Quote from dozu888:
This is very typical beginner mentality.
Let me give you a couple of cents, since I am in a good mood today.
" a few weeks" means nothing. paper trading means almost nothing.
'determination' and 'necessary work' means almost nothing as well. this is the reason most people on this forum are still endlessly struggling, hoping that someday they might get it.
there is NO short cut in trading... it will take years of observing the market to feel it's breath.
So, save your 7 grand. just trade 10-100 shares of anything... SPY, individual stocks, whatever, doesn't matter.
Notice I say 10-100 shares, you need to trade a size that is big enough for you to feel the emotion, and small enough not to hurt the account.
Now, go get a regular job, make your 35k/year salary.... then, at lunch break or at night, look at a bunch of charts.
SPY, QQQQ, EEM (and/or individual country ETFs, EWZ, EWC, EWA).
Ask yourself -
- How do they follow each other?
- Which is realatively stronger/weaker?
- what is the driving force of the current swing?
- what is the reaction to the last swing?
- is the current swing running out of steam?
- how strong / weak is the current reaction compared to the last swing?
- who are the players in this market? mutual funds, hedgies, individuals?
- what are bulls feeling at this moment? how would a bear feeling at this moment?
- what would happen if market makes the next move? how would bulls/bears react?
- and finally, what are you gonna do about it?
This looks overwhelming in the beginning, but with practice it becomes 2nd nature and you really only need 5 minutes a day to plan / execute your next move.
This is the best chance for a newbie to succeed. It requires some effort, but no need to over sweat it. You need to work it smart.. go with the flow as you identify the flow with a reasonable level of confidence.
You need to experience the swing cycles a few dozen times.. and a few years later you may just get the hang of it.
Looking at the P/L thread, I can't believe so many people throw away golden years of their working life, churning commission for the prop house, while making peanuts everyday... you might as well go flipping burgers. Don't be one of them.

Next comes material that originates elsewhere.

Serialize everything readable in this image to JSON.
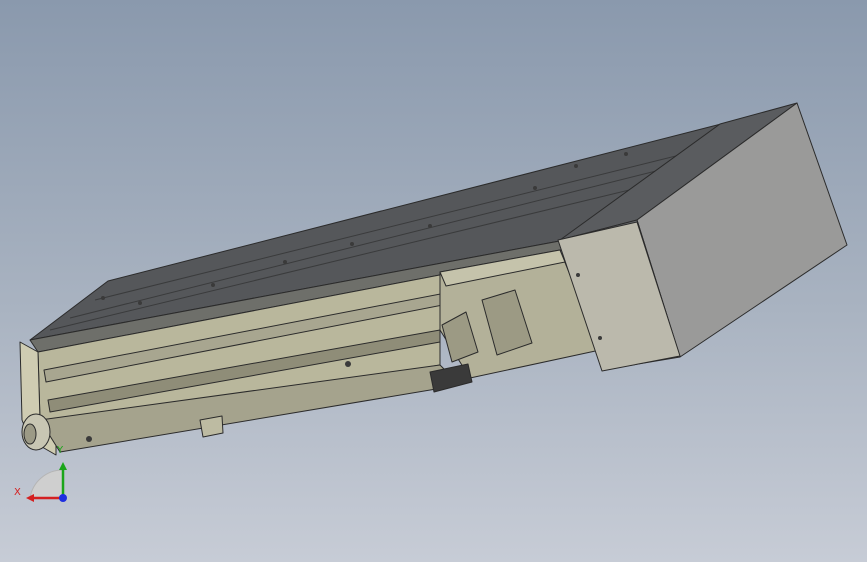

A regular day job takes the pressure off trading, give you cushions when you screw up (inevitably during your early years). Heck, if you just average down during the last bear (by dollar cost averaging), you'd have done better than most of the ETers here by now... assuming you have a regular job to generate funds to do a crude method like DCA.
Trading is not difficult... it takes time, and the right approach, which means understanding of market participants, and participants emotions, and their likely course of actions. Most of the people take the wrong approach. They think they are onto something.... indicators, Gann, Fib, market profile, Elliot wave, blah blah. These so-called traders keep living in a stratosphere and will never succeed.. because all that stuff is just randomness. Don't fall into that trap.